As I remember it, he told me he found it in one of the closets at the Central Fire Station (Fire HQ). Clearly, the photo had seen better days and needed to be rescued. It measured 17″ x 14″. It is clearly one of the oldest photos of the Luther Street Fire Station and the firefighters that served there. I felt this photo was incredibly important to our history and it needed to be restored.
So I scanned the photo and set out looking for someone to digitally restore the photo. I posted the job on a website called eLance. Within a very short period of time, I selected someone to do the work. Here is the restored version. It was scanned at such a high resolution, that we can zoom in on areas and see detail that we could never have dreamed existed.
The total restoration cost to me was $200…. a price well worth it. Don’t you think?

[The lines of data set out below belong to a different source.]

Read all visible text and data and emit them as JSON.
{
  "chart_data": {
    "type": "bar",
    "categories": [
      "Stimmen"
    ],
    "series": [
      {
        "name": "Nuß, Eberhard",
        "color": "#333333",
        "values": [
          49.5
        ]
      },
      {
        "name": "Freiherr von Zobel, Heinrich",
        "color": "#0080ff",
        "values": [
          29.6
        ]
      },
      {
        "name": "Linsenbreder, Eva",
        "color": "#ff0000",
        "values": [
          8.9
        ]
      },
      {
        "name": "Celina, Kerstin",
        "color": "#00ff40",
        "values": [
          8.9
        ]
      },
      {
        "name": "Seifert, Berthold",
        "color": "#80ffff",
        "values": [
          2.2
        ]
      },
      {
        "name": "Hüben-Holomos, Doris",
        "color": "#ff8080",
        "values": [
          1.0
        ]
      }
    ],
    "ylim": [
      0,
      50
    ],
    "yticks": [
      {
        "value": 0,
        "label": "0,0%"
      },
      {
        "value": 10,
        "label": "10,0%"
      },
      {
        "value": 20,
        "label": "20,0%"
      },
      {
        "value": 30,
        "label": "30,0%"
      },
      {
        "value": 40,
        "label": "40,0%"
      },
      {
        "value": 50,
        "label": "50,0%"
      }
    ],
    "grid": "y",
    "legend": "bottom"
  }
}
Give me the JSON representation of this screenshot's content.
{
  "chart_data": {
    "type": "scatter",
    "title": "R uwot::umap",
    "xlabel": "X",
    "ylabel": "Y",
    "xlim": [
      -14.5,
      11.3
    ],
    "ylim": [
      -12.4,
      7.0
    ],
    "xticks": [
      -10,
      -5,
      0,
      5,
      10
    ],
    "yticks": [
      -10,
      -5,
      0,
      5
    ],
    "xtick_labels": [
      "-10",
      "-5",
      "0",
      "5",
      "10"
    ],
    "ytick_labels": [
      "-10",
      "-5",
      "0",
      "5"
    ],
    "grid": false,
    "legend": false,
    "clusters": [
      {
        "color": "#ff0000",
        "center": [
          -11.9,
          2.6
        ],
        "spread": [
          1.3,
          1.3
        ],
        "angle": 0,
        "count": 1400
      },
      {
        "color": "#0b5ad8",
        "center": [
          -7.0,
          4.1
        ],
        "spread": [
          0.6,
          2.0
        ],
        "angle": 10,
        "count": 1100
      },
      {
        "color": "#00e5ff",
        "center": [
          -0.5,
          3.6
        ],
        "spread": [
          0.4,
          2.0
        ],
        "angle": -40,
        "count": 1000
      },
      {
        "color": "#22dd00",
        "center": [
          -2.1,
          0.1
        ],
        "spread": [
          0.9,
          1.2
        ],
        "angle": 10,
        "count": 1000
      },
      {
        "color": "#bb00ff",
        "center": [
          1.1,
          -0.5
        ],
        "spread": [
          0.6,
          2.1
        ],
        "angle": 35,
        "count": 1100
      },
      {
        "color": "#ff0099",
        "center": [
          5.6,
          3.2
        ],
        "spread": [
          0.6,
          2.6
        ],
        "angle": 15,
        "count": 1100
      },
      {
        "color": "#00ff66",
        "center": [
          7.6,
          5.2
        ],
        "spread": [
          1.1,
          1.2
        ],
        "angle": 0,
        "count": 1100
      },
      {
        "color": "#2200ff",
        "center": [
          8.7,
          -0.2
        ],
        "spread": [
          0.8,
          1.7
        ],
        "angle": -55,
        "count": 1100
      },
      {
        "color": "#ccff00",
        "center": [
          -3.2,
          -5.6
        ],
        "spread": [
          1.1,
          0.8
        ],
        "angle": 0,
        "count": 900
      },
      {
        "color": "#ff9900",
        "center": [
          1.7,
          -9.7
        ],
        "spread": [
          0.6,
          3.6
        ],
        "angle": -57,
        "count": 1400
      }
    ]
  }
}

The next thing to do was to date the picture. We do have other pictures of the Luther Street Fire Station, so we first compared this picture to the others. There are some clear differences which helped us narrow the time period, but it wasn’t just the Station that helped us determine the date.
1887 First Chiefs & Captains of the SFD
The Stamford Fire Department was officially formed in 1885. But it wasn’t until the appointment of the first full-time Chief, George Bowman, that things really started to get rolling. Using a picture of the 1887 First Chiefs and Captains of the Stamford Fire Department, we have been able to identify the same men in the rescued photo. The other men in the photograph, wearing the Derby’s, are probably the “on Call” members of the SFD.
Other Highlights of the Picture
Here is a zoomed-in look at the globe light over the bay doors shows 1887. The Luther Street Fire Station underwent a significant expansion and renovations project in December 1886, so this light is probably there to commemorate the year the station re-opened as a full-fledged Fire Station for the SFD.
Is that a dog, a pig or a goat? Whatever it was, it would not sit still for the picture. In those days, the shutter of the camera had to be left open for several seconds in order to capture the picture. So while all the firemen remained motionless, the animals were harder to control, explaining the blur of this animal and the horses.
Even the neighborhood kids got in the picture.
What? Was there no more room in front of the building?
Is that a Cossack driving one of the horse-drawn apparatus?
As a point of interest, no motorized apparatus ever ran out of the Luther Street Fire Station. There are pictures of motorized vehicles in front of the station, but it is known that the first motorized vehicle was bought for the new Central Fire Station on Main Street.